A função exponencial (que foi o tema de dois artigos desta série), em face da abordagem que tem sido habitual no ensino da matemática nos últimos anos em Portugal, parece algo que não desempenha um papel especial na matemática (como se não fosse mais do que uma função para complicar exercícios repetitivos já de si complicados!).

Ora a exponencial, e em particular o crescimento exponencial, é algo que está intimamente ligado a inúmeros fenómenos naturais. Não quer isto dizer que se justifique o estudo da exponencial apenas pela existência dessas aplicações, mas também não se poderá dizer que se conhece bem a exponencial sem saber de que modo ela está ligada aos fenómenos naturais.

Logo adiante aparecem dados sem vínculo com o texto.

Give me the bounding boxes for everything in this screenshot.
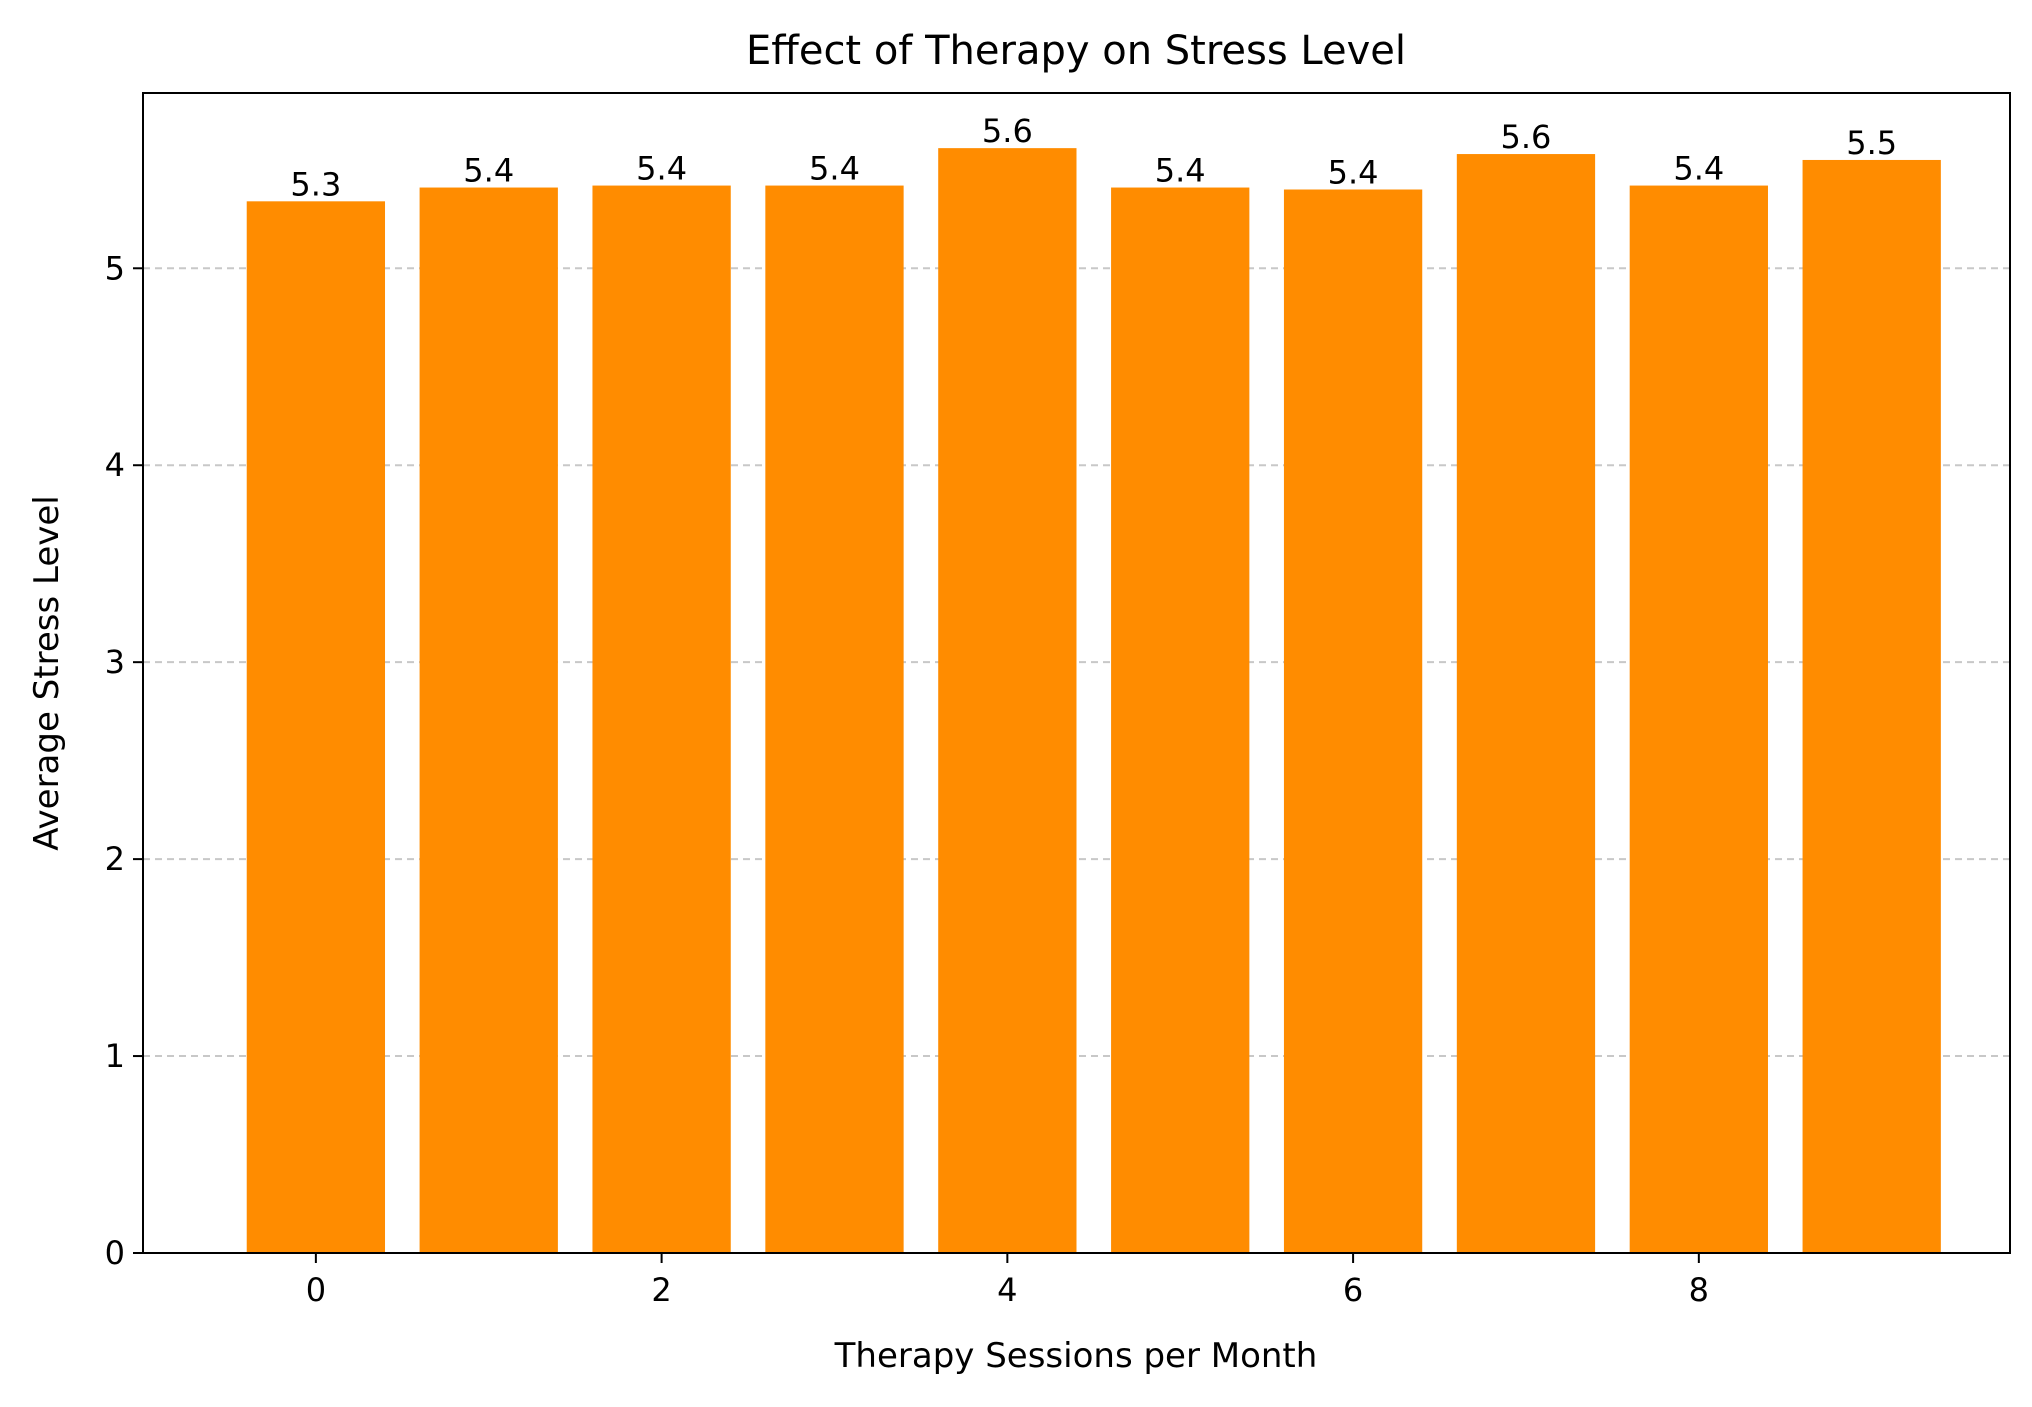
- y-tick-label-2: 2: [105, 840, 125, 878]
- y-tick-label-5: 5: [105, 249, 125, 287]
- data-label-2: 5.4: [636, 150, 687, 188]
- data-label-8: 5.4: [1673, 150, 1724, 188]
- bar-3: [765, 185, 904, 1253]
- data-label-4: 5.6: [982, 112, 1033, 150]
- data-label-0: 5.3: [290, 165, 341, 203]
- bar-0: [246, 201, 386, 1253]
- y-axis-ticks: 0 1 2 3 4 5: [105, 249, 143, 1272]
- data-label-5: 5.4: [1155, 152, 1206, 190]
- data-label-9: 5.5: [1846, 124, 1897, 162]
- chart-title: Effect of Therapy on Stress Level: [746, 28, 1406, 74]
- bar-2: [592, 185, 731, 1253]
- bar-9: [1802, 159, 1941, 1254]
- data-label-1: 5.4: [463, 152, 514, 190]
- bar-5: [1111, 187, 1250, 1254]
- data-label-6: 5.4: [1328, 154, 1379, 192]
- y-tick-label-0: 0: [105, 1234, 125, 1272]
- axes-frame: [142, 92, 2011, 1254]
- bar-7: [1456, 154, 1596, 1254]
- x-tick-label-4: 4: [997, 1271, 1017, 1309]
- y-tick-label-4: 4: [105, 446, 125, 484]
- bar-4: [938, 148, 1077, 1254]
- bars: [246, 148, 1941, 1254]
- x-axis-ticks: 0 2 4 6 8: [306, 1253, 1709, 1309]
- x-tick-label-0: 0: [306, 1271, 326, 1309]
- bar-8: [1629, 185, 1768, 1253]
- bar-6: [1283, 189, 1423, 1253]
- x-tick-label-6: 6: [1343, 1271, 1363, 1309]
- data-label-7: 5.6: [1501, 118, 1552, 156]
- bar-1: [419, 187, 558, 1254]
- y-axis-label: Average Stress Level: [27, 495, 67, 850]
- data-label-3: 5.4: [809, 150, 860, 188]
- data-labels: 5.3 5.4 5.4 5.4 5.6 5.4 5.4 5.6 5.4 5.5: [290, 112, 1897, 203]
- x-tick-label-8: 8: [1689, 1271, 1709, 1309]
- x-tick-label-2: 2: [651, 1271, 671, 1309]
- x-axis-label: Therapy Sessions per Month: [834, 1336, 1318, 1376]
- y-tick-label-1: 1: [105, 1037, 125, 1075]
- y-tick-label-3: 3: [105, 643, 125, 681]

O crescimento exponencial é ainda uma excelente oportunidade se discutir o que é um modelo matemático, qual a sua importância e suas limitações. A noção de modelo matemático adquire uma projecção cada vez maior na área das aplicações da matemática, sendo de salientar a existência de revistas de investigação exclusivamente dedicadas à discussão de modelos matemáticos, e, por exemplo, a existência de concursos tipo Olimpíadas que consistem na elaboração de modelos matemáticos para o estudo de uma situação apresentada.

Questões de crescimento populacional, decaimento radiactivo, arrefecimento de um corpo, juros de depósitos, taxa de propagação de uma epidemia, etc, etc, fornecem inúmeros exemplos de como a função exponencial pode ser estudada em conjunção com outras áreas das ciências naturais e até humanas e sociais.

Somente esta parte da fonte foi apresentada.